Let’s say you are 25, and you do this, and ONLY this. You put in $12,000 today, and don’t invest ANYTHING else for the rest of your life. If you earn an average of 8% annually, that $12,000 will grow to $177,424. See what I mean about the secret ingredient being TIME?!
And what if, like most others who start investing, you find that you don’t want to just contribute one time, that you’d rather invest a little every month. Maybe you decide to prioritize your future more, and decide to put $250 into your IRA every month after making the initial $12,000 contribution. After 35 years of earning an average of 8%, your account would be…
$713,066! Your contributions, or the amount you actually put into your account over the years, totals $105,000. That’s certainly an amount to be proud of! But the cool part?

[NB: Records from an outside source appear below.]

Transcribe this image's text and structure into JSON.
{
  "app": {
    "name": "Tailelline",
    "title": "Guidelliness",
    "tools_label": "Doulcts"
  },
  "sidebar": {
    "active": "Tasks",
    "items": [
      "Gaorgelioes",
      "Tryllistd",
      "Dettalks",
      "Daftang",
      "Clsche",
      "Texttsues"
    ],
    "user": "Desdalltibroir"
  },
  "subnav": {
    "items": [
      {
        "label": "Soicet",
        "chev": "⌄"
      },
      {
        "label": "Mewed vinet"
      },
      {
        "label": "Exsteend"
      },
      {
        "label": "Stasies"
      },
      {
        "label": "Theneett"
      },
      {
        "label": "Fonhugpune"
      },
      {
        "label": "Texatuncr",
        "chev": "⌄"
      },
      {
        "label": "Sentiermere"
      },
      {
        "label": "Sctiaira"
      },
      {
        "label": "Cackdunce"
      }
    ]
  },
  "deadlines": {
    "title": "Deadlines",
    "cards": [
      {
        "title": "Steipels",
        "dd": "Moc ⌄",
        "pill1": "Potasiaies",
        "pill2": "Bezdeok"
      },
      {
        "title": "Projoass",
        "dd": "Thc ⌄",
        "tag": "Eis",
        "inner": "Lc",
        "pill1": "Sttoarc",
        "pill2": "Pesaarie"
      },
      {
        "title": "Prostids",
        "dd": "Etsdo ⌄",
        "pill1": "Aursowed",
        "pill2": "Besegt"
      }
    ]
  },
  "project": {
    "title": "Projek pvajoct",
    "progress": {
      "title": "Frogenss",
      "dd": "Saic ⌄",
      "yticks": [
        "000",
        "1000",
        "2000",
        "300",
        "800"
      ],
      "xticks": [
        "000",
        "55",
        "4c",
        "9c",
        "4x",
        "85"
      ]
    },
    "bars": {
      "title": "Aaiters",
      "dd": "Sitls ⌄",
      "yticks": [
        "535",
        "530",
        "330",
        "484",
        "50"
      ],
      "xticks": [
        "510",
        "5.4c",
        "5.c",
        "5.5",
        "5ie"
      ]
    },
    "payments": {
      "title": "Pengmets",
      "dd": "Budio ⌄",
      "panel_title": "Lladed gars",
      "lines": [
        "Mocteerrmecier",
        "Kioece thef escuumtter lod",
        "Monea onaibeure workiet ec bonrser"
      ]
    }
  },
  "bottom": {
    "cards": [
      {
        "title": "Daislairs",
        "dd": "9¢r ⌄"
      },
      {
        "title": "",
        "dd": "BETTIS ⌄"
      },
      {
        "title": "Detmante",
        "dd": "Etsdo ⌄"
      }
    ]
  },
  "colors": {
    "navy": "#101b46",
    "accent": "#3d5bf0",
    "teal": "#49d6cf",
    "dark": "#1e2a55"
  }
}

You earned almost $600,000 in interest.
You might be thinking, “well shoot- if I was able to max out my Roth or Traditional IRA for 2019 and 2020, I want to make it a goal to max it out EVERY year!” To that I would say- YES! YOU DEFINITELY SHOULD MAKE THAT YOUR GOAL!
To keep it simple, after our initial $12,000, we will increase the monthly contributions to $500, which equals $6,000 a year, the full contribution amount. If you are able to contribute $500 a month and max out your retirement accounts for the next 35 years, you will likely find yourself in the two comma club come retirement time.
(These calculations are made using Bankrate's Simple Savings Calculator, plug in your own figures here!)
If you earn an average of 8% annually, your IRA would be $1,248,707. Almost 1.25 million dollars, after a total of just $210,000 in contributions. That’s over a million dollars earned in compounding interest.
Did you hear that right?
If it’s that easy, why isn’t everyone doing it?
Well, it’s “easy” on paper. Being disciplined enough to put the money away you have today, and telling yourself you can’t have it for decades… not so easy. It’s like that marshmallow experiment, where kids are given a marshmallow that they can eat now, or wait a few minutes and get two. Are you the kid that eats your marshmallow as soon as it hits your sticky palm, or do you wait patiently to earn two marshmallows instead?